I chose the second paragraph because it shows McCarthy transitioning from that distant narrative point of view into a scene. The adult narrator tells us that her childhood situation is “absurd”; she’s still interpreting for us. But then she leaves interpretation behind and we zoom in on Mary, the character. She segues smoothly between both perspectives throughout the story: “But precisely the same impasse confronted me when I was summoned to her office at recess-time. I talked about my cut, and she talked about becoming a woman. It was rather like a round, in which she was singing “Scotland’s burning, Scotland’s burning,” and I was singing “Pour on water, pour on water.” Neither of us could hear the other, or, rather, I could hear her, but she could not hear me.” The distanced narrator allows her to create the analogy of the round and help her readers understand the dynamics between Mary and the Mother Superior.
Here’s another example, this time from Bernard Cooper’s Truth Serum.
Like most children, I once thought it possible to divide the world into male and female columns.
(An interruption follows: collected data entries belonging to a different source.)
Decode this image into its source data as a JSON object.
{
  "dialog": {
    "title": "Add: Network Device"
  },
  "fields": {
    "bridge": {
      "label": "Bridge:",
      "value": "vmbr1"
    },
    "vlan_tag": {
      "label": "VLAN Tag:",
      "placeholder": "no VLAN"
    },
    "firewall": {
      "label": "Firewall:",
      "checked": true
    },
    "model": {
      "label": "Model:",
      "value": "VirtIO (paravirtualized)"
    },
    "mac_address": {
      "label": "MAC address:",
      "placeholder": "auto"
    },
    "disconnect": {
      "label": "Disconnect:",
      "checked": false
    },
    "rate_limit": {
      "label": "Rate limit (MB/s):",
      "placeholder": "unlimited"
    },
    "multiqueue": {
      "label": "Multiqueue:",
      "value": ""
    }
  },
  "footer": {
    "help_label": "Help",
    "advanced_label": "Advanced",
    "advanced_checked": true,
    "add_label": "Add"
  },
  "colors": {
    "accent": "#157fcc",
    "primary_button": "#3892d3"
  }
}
Blue/Pink. Roosters/ Hens. Trousers/Skirts. Such divisions were easy, not to mention comforting, for they simplified matter into compatible pairs. But there also existed a vast range of things that didn’t fit neatly into either camp: clocks, milk, telephones, grass. There were nights I fell into a fitful sleep while trying to sex the world correctly.
Nothing typified the realms of male and female as clearly as my parents’ walk-in closets. Home alone for any length of time, I always found my way inside them. I could stare at my parents’ clothes for hours, grateful for the stillness, haunting the very heart of their privacy.
The overhead light in my father’s closet was a bare bulb.
Again, note the transition from exposition into scene. The reflective voice allows Cooper to elaborate on his childhood mindset—one we’re very familiar with, and so before he’s begun his story about the closets (where he cross-dresses—something his reader might be less familiar with) he has invited us into his childhood conundrum. Here’s his transition back out:
…A make-up mirror above the dressing table invited my self-absorption. Sound was muffled. Time slowed. It seemed as if nothing bad could happen as long as I stayed within those walls.
Though I’d never been discovered in my mother’s closet, my parents knew that I was drawn toward girlish things—dolls and jump rope and jewelry—as well as to the games and preoccupations that were expected of a boy.
Here you can see how the reflective voice serves as connective tissue, reminding the reader of the story’s primary theme and doing some interpretive work. When authors choose to include the reflective voice in memoir, we do so not because scenes don’t speak for themselves—they always do if they’re working well—but because the author wishes them to serve some other purpose as well. In this case, Cooper is exploring the permeable boundaries between the sexes and showing the hurtful impact of cultural norms on a child.